Прадед Никиты хотел петь по-русски, на сцене Большого театра. Николай Павлович Ракитин надеялся как многие тогда, что большевики долго не протянут – К тому же всемирная слава изрядно поблекла в холодном сером Берлине. Для немцев петь было скучно. Хотелось прадеду-певцу домой. Родину любил. Даже такую, вымазанную до макушки совдеповским дерьмом.
Потом ему пришлось своим глубоким баритоном исполнять партийные марши и гимны, солировать в хоре.

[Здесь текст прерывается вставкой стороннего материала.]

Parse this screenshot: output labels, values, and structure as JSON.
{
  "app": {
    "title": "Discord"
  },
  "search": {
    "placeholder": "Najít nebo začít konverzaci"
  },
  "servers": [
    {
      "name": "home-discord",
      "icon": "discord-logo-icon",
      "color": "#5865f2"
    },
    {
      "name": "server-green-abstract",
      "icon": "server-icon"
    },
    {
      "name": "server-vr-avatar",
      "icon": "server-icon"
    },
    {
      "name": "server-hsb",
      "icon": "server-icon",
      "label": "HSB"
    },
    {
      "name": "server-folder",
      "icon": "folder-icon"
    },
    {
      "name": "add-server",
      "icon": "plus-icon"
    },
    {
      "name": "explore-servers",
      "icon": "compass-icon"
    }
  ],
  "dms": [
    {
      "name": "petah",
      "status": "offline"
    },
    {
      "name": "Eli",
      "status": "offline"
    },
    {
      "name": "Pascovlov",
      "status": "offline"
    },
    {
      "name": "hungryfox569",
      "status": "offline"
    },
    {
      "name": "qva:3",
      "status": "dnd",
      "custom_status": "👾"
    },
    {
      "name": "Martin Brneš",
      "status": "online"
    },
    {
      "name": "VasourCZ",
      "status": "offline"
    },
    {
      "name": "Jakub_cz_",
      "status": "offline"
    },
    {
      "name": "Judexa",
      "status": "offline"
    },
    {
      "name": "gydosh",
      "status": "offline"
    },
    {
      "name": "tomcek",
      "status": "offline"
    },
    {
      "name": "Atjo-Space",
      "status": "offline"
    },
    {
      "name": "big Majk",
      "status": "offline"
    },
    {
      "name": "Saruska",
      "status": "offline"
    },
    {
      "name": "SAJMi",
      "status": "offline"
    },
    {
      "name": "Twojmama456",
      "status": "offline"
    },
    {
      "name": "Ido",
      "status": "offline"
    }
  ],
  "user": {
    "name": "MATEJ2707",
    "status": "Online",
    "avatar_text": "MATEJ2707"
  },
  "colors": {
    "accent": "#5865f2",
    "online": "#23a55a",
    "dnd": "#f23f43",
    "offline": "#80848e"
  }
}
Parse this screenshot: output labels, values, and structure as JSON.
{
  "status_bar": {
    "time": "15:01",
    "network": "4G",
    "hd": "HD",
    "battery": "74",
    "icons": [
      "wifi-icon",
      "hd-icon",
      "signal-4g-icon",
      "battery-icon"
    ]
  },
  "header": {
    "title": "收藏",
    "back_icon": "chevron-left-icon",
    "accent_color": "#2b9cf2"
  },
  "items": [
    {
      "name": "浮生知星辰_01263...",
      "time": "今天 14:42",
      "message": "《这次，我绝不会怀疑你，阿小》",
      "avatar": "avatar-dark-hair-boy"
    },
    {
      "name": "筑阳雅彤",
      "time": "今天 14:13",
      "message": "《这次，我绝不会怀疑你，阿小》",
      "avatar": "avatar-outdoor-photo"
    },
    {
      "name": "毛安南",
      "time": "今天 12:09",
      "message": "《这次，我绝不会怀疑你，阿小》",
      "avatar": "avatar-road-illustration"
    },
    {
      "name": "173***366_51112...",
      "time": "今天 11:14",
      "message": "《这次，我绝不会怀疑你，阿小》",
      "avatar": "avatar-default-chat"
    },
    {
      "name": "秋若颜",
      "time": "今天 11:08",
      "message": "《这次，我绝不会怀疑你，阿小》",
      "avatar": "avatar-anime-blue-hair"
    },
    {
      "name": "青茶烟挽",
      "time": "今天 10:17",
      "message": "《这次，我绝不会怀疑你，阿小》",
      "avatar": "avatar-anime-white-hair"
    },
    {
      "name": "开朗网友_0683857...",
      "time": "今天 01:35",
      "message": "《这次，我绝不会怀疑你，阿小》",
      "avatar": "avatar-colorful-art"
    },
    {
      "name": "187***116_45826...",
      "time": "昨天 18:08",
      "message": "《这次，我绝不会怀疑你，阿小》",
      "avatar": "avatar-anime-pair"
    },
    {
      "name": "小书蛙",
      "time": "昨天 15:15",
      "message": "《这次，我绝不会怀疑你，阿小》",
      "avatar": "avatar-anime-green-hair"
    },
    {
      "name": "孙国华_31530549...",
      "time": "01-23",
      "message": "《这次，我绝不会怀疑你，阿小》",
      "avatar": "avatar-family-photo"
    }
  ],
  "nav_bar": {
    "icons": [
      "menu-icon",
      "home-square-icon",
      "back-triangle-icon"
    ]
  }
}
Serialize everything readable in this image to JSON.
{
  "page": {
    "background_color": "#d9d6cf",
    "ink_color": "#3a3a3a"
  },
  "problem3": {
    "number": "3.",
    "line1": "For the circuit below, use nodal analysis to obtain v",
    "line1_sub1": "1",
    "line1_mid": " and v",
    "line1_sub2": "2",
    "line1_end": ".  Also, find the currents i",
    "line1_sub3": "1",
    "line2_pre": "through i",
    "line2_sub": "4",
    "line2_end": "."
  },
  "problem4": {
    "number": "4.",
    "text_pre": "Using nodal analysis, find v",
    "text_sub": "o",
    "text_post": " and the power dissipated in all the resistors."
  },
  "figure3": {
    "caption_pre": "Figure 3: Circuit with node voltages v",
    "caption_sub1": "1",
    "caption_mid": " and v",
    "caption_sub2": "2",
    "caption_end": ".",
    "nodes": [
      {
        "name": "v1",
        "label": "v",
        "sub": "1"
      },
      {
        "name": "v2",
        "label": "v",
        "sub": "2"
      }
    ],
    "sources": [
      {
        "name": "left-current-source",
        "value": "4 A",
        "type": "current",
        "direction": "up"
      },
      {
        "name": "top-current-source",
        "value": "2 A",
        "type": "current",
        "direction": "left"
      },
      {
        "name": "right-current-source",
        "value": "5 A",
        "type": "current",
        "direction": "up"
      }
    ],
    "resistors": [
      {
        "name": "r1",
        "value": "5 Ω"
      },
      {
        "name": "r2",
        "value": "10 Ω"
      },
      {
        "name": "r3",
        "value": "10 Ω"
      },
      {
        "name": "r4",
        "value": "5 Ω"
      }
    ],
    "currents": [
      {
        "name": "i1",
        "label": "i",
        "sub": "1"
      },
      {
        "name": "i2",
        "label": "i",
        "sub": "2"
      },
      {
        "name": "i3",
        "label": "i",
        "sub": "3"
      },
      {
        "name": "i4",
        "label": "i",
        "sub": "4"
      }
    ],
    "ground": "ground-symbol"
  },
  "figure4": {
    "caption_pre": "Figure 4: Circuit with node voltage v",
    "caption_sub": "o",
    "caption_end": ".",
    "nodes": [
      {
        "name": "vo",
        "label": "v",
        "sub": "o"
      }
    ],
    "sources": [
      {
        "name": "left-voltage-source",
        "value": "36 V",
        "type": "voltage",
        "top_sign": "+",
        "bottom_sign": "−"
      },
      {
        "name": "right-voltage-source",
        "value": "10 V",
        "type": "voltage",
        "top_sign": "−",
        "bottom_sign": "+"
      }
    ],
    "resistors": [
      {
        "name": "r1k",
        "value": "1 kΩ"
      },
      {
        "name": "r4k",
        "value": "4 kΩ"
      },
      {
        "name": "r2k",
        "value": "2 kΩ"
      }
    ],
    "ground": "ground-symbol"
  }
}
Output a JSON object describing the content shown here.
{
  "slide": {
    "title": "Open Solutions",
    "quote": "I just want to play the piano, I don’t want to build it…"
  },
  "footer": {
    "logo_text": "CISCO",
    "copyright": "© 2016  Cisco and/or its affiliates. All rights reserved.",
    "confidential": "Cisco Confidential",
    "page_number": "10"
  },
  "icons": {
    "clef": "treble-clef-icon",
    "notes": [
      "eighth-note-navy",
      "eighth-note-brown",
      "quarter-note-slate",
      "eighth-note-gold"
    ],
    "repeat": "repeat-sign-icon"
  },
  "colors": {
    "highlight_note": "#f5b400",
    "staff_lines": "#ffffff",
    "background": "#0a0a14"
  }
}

А соколов этих все люди узнали, Первый сокол Ленин, второй сокол Сталин…
Пришлось петь перед «Самим», почти наедине, в небольшом кабинете, в присутствии нескольких приближенных, которые казались скорее призраками, чем живыми людьми на фоне широкоплечего коренастого Хозяина. От Хозяина исходил жар. Нехороший, дурно пахнущий жар, как от кастрюли, в которой варится несвежее мясо. Николай Павлович рассказывал жене, дочери и сыну шепотом в ванной, включив воду, о глубоких безобразных язвинах на серых щеках, о желтых глазах, волчьих или тигриных, о коротконогой, как обрубок, фигуре в простом кителе и кавказских мягких сапожках.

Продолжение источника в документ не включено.